Editor's note: This is part two of a two-part series on jobs that don't yet exist. Part one, focused on recruiting, is available here.
What does the future hold for business and employees — and how do we prepare for this bold new world?
Previously, we talked about recruiting for jobs that don’t exist. The next question for recruiters and educators will be how to train for work we can’t even conceive. What skills and competencies will be required, and how do we prepare for them blindly? At LinkedIn Talent Solutions they predict 85% of the jobs of 2030 haven’t been invented yet. What degree will you need for that?
Experts believe that today half the subject knowledge acquired in year one of a four year tech degree is obsolete before graduation day. In 2016, Pew Research Center and Elon’s Imagining the Internet Center asked almost 1,500 technologists, scholars, practitioners, strategic thinkers and education leaders for their thoughts on the future of workplace training. Pew's State of American Jobs report points to lifelong training as well as trait development. In the study, 87% of workers said training and development of new job skills throughout their work life will be essential to keep up with changes in the market.
Traits that can’t (today) be found in automation and AI will likely be highly sought after skill sets. While the tasks may be today unknown, some basics will always be needed, like leadership and creativity. Some emerging skill sets are being identified, however, that may be just as important.
Shifting with the wind
Dr. Linda Sharkey, author of "The Future-Proof Workplace," believes adaptability will be a must for future workers, but we’ll need to change our current learning models to develop it. To do so, classroom learning will give way to experience-focused education that forces people to adapt, solve problems or co-create solutions.
“We have to build on behavioral skills like questioning and listening: teach people how to ask and to have ‘how can we….’ sessions,” she said.
Paul Rigby, chief experience officer at Vitalyst, says that while no one can predict what's coming in the tech space, critical thinking skills (including knowing which questions to ask and how) will be "fundamental to building knowledge."
Digital transformation, according to Rigby, is in reality, human transformation. "Creating a culture where employees embrace all aspects of digital change must begin with people," he said. "It’s by understanding why, how and when to best support employees that companies can experience transformative growth."
Learning to learn
Another key element will be the ability to learn. We may consider learning as inherent; we learn consciously and unconsciously all the time. But proactive learning will be critical to the future workforce.
"Organizations need to move beyond traditional teaching and tech support to building self-help skills so that employees are able to solve problems on their own," Rigby said. He believes the problem with traditional training and tech support focuses on solving the problem, rather than building the skill for the employee to solve it on their own — a skill they can use in the future.
Encouraging and providing access to knowledge will create the lifelong learners the jobs of the future will require.
“Teaching lifelong skills and providing employees resources to develop those skills at their own pace — rather than through one-time training sessions — invokes behavioral changes that encourage employees to actually want to learn,” Rigby said.
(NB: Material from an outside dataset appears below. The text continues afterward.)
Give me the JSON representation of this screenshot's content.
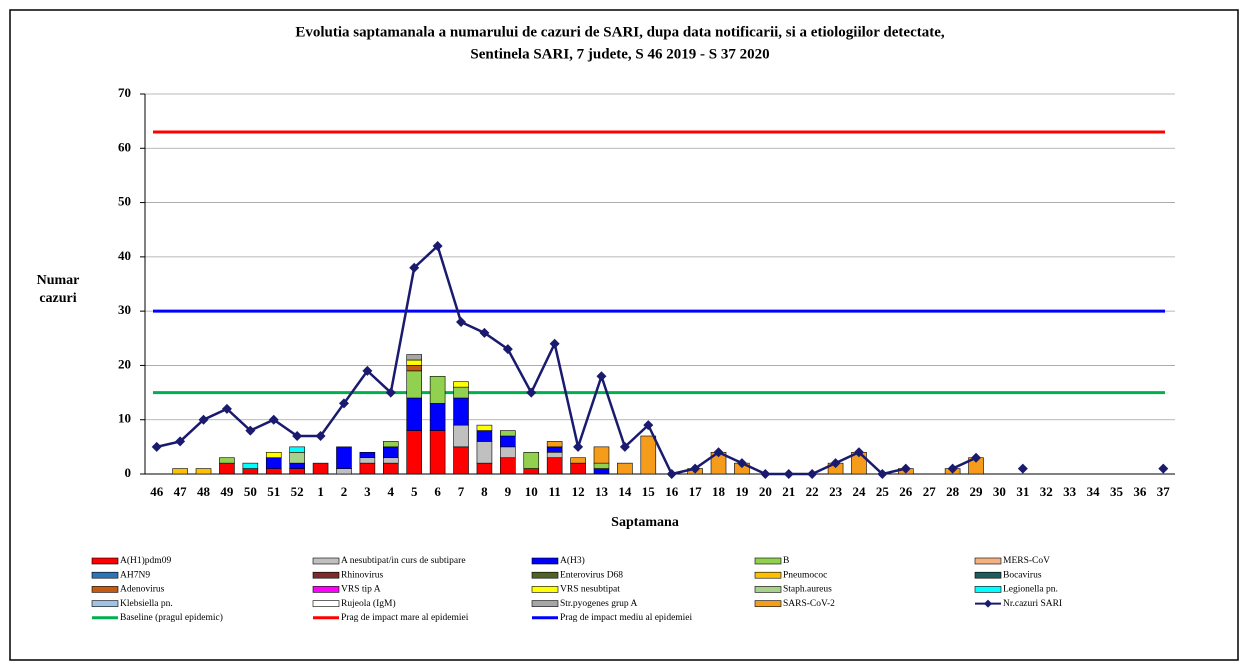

Bouncing back as a skill set
Chris Calitz, director of the Center for Workplace Health Research and Evaluation at the American Heart Association, identifies another critical workforce trait: resiliency. The AHA’s "Resilience in the Workplace" report says that two out of three employees report work as a significant source of stress. And workers under duress will have difficulty adapting.
“Clearly, the ideal situation is where both workplaces and workforces are adaptable, which give individuals and companies the ability to quickly adapt to changes such as economic downturns and the impact of technology on jobs,” Calitz said. Employees will need to respond positively to change and stress and business will need to help them do so with support and resources.
Rigby agrees resiliency and resources are required: “Enhancing employees’ resiliency and curiosity begins with enabling employees to solve problems on their own.”
Language fluency
Workers will need to be fluent in the language of business — which overwhelmingly will be code. The more comfortable we are with tech, the less it intimidates. The more user-friendly tech becomes, the more we work with it. In many cases, toddlers can access tech before they’ve learned to read.
That fluency in the use of tech, rather than the fear of it, should serve employers well. In the same way Latin used to be taught to understand the roots of the English language, computer fluency will be needed to understand the roots of all we do.
Perhaps the most important training for jobs that don’t exist will be the curiosity to try.
“Curiosity is also a human dimension that can be learned by teaching people how to co-create solutions," Sharkey said. "Again, the key here is leverage the human connection, facilitating the dialogue and reflections — not leading the learning in a classroom formant."
Technology will not create the jobs of the future — humans will. And as humans create the tech of the future, they’ll create the training to bring workers up to speed.